Book Of Hosea
From: Holman Bible Dictionary, Electronic Version, Parson Technology, Used By Permission
HOSEA (Hoh see' uh) Personal name meaning, "salvation." In Hebrew the name is the same as that of Joshua's original name (Num. 13:16; Deut. 32:44) and of the last king of Israel (2 Kings 17:1), who lived at the same time as the prophet. English translators have often chosen to spell the prophet's name Hosea to distinguish him from the others, whose names they spell, Hoshea.
The prophet's name "Hosea" appears in the Bible only at Hosea 1:1, 2; Romans 9:25. Assyria's rise to power posed a constant threat to Israel's national existence. Hosea's name symbolized the pressing need for national deliverance. His message pointed the nation to the deliverer (Hos. 13:4).
The Book The two broad divisions of the Book of Hosea are: (1) Hosea's Marriage, Hosea 1-3; and (2) Hosea's Messages, Hosea 4-14. A pattern of judgment followed by hope recurs in each of the first three chapters. The dominant theme of the book is love (covenant fidelity), God's unrelenting love for His wayward people and Israel's unreliable love for God.
The Prophet Hosea was from the Northern Kingdom of Israel. His familiarity with place names, religious practices, and political conditions in Israel suggests that he was a native. Hosea preached judgment with a broken heart.
Placement of Hosea's ministry in the days of Uzziah, Jotham, Ahaz, and Hezekiah indicates that he was a contemporary of Isaiah. Hosea's ministry continued from the last days of Jeroboam II to near the end of the Northern Kingdom (approximately 750-725 B.C.).

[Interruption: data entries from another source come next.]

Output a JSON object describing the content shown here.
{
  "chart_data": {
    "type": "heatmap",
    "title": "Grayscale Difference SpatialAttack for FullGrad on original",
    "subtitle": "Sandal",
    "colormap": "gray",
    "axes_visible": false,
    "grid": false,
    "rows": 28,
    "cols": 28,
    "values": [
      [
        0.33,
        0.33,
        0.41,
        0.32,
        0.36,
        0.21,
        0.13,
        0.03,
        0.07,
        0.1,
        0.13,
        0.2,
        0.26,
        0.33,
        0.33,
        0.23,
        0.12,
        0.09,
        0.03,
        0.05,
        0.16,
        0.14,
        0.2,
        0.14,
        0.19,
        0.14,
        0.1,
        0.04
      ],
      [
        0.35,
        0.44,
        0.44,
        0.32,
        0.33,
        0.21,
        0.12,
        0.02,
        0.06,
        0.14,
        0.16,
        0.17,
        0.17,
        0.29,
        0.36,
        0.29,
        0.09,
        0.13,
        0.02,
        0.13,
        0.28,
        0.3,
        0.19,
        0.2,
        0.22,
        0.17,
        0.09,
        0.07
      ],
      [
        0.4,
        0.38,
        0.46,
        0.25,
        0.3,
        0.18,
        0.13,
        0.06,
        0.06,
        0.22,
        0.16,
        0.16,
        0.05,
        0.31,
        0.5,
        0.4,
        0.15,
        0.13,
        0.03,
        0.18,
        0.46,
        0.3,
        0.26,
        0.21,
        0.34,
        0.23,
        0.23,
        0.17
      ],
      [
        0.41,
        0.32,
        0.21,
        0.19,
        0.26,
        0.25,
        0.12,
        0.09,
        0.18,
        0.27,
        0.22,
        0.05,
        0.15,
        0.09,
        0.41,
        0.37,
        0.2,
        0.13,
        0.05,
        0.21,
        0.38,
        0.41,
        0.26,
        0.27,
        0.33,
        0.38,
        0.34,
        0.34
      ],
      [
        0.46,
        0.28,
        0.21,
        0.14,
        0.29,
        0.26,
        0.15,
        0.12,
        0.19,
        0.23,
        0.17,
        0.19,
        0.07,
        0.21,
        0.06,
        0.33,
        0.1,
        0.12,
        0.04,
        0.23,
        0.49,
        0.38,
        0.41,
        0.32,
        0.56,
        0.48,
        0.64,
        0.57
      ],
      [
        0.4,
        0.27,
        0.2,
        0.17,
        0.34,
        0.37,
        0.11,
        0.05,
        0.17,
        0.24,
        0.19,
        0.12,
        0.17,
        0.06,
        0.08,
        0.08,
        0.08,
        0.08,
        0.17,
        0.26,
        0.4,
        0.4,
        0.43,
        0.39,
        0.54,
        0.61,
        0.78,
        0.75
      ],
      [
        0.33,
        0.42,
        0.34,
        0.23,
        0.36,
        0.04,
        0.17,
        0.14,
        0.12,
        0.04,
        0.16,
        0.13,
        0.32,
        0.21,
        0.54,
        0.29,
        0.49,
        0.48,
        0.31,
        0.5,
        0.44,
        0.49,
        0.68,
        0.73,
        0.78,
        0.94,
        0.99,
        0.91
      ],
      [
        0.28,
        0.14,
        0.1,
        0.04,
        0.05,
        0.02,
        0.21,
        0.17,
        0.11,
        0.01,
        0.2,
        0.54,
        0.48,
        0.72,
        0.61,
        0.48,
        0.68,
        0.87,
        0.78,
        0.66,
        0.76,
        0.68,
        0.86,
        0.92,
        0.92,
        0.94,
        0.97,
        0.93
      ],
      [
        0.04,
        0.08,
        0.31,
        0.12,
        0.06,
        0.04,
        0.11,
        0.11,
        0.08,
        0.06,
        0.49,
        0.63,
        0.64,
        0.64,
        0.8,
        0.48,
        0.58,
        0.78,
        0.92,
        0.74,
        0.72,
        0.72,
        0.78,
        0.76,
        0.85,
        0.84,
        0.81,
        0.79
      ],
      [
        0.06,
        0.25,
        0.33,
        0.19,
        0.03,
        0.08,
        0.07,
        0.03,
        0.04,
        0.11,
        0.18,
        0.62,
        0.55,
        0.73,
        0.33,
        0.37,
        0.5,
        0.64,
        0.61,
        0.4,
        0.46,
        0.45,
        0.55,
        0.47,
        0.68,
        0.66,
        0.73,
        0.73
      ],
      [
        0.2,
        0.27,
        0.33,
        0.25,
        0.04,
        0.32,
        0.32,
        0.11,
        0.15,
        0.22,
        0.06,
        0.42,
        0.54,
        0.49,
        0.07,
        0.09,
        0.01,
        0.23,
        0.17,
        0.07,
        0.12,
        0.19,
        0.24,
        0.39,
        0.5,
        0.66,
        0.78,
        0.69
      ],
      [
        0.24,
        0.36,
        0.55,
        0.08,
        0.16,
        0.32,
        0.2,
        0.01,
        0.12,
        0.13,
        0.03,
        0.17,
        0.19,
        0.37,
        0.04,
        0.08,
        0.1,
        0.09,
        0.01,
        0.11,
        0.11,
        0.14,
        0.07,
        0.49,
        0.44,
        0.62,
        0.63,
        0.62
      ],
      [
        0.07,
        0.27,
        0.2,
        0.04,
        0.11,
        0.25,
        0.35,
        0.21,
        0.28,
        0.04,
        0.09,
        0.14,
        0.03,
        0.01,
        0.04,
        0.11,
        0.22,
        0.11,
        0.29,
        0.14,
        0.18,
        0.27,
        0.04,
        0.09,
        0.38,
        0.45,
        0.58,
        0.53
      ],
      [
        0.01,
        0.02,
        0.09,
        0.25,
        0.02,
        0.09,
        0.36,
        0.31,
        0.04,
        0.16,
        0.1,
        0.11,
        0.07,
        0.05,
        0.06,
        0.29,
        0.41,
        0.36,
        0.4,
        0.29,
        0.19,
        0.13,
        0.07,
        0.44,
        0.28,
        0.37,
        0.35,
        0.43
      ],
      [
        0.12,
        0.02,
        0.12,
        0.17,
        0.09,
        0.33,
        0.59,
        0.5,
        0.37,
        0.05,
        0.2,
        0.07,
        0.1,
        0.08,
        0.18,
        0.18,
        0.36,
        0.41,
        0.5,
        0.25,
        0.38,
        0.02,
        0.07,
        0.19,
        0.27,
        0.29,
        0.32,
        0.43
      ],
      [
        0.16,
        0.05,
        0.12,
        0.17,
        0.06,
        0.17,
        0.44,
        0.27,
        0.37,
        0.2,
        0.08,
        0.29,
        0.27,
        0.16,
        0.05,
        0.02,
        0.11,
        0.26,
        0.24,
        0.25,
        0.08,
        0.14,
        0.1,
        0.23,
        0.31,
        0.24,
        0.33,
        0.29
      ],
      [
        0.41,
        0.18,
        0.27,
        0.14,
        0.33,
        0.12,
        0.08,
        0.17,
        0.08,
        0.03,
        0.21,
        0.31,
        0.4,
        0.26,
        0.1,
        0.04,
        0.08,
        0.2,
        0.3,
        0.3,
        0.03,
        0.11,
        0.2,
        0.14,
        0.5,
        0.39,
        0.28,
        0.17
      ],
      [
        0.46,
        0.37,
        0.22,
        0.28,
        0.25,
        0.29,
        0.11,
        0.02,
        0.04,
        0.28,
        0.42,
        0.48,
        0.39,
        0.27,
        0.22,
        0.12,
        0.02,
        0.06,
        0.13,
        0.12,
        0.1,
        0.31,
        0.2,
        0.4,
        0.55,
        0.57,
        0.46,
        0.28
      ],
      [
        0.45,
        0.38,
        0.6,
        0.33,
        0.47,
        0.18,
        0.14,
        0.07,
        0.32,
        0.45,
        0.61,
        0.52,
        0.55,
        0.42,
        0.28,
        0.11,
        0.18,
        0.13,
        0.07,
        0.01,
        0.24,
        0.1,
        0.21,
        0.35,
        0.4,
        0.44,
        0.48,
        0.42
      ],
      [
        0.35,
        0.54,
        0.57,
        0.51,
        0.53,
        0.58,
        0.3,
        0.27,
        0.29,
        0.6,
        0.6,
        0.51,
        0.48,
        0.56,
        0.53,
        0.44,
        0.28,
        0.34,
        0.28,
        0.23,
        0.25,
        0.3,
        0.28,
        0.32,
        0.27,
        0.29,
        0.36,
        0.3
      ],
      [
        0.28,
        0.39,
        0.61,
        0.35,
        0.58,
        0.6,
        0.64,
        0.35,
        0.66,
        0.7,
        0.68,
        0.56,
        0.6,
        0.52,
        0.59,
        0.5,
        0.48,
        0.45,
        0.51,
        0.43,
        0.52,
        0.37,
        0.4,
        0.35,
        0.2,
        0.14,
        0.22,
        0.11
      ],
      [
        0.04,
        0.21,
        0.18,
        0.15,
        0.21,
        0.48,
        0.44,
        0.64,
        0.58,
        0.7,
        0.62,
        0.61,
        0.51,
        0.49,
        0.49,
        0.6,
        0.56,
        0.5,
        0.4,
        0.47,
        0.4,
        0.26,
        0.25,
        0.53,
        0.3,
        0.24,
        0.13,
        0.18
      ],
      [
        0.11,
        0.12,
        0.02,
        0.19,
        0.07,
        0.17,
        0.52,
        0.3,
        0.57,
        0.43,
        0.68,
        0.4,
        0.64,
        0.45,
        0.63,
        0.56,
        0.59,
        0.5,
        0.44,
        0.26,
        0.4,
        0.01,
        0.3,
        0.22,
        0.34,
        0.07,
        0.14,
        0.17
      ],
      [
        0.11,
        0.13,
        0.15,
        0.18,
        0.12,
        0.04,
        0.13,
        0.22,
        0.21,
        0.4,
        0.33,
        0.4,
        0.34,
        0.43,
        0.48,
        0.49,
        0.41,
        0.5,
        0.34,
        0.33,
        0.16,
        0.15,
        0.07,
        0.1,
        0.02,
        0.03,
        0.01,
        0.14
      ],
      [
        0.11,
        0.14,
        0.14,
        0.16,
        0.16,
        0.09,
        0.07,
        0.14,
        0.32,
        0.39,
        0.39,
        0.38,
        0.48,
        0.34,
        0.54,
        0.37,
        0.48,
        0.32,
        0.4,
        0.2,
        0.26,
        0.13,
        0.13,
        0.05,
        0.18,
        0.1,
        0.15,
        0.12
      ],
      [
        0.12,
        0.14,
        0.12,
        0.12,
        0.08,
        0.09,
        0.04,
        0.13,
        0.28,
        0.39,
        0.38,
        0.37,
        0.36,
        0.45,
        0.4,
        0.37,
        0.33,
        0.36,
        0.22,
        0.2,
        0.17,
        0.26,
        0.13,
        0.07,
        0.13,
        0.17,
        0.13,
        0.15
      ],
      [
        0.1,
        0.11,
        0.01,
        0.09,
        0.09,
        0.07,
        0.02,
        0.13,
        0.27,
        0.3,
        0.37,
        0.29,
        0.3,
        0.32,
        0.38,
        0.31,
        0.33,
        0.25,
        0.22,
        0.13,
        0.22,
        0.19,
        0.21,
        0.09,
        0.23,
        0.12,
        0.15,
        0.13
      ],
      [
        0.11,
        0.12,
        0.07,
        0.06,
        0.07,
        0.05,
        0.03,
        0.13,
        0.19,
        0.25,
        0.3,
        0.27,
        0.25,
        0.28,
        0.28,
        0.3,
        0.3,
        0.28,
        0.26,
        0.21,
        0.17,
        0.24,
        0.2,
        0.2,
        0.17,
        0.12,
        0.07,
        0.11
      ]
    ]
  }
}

Hosea's prophetic ministry included the period of Near Eastern history when Assyria emerged as a new world empire under the capable leadership of Tiglath-pileser III (745-727 B.C.). Hosea rebuked efforts at alliance with Assyria and Egypt as the means to national security. He witnessed the political chaos in Israel following the death of Jeroboam II. Four of the last six kings to sit on Israel's throne were assassinated. Hosea had the unenviable task of presiding over the death of his beloved nation, but he held out hope of national revival based on radical repentance (Hos. 14).
The Marriage Hosea's marriage and family life dominate chapters 1-3 and surface from time to time in the remainder of the book. References to Hosea's family serve as prophetic symbolism of God and His family Israel. God ordered Hosea to take a wife of harlotry and have children of harlotry "for the land hath committed great whoredom, departing from the Lord" (Hos. 1:2). Primary interest is not in Hosea and his family, but in God and His family. The interpretation of Hosea as normal literal leads us to believe the Hosea's marriage as an actual marriage to a cult prostitute. A loving man with a loving heart for his wife, and his people.
The Theology At the heart of Hosea's theology was the relationship between God and Israel. Yahweh alone was Israel's God. Israel was Yahweh's elect people. Hosea presented Yahweh as a faithful husband and Israel as an unfaithful wife. Hosea's stress is not upon righteousness and justice, but the knowledge of God and loyal love. God's love for Israel would not permit Him to give up on them in spite of their infidelity and lack of knowledge. Hope for Israel's future lay in their repentance and God's forgiveness and love that made Him willing to restore their relationship.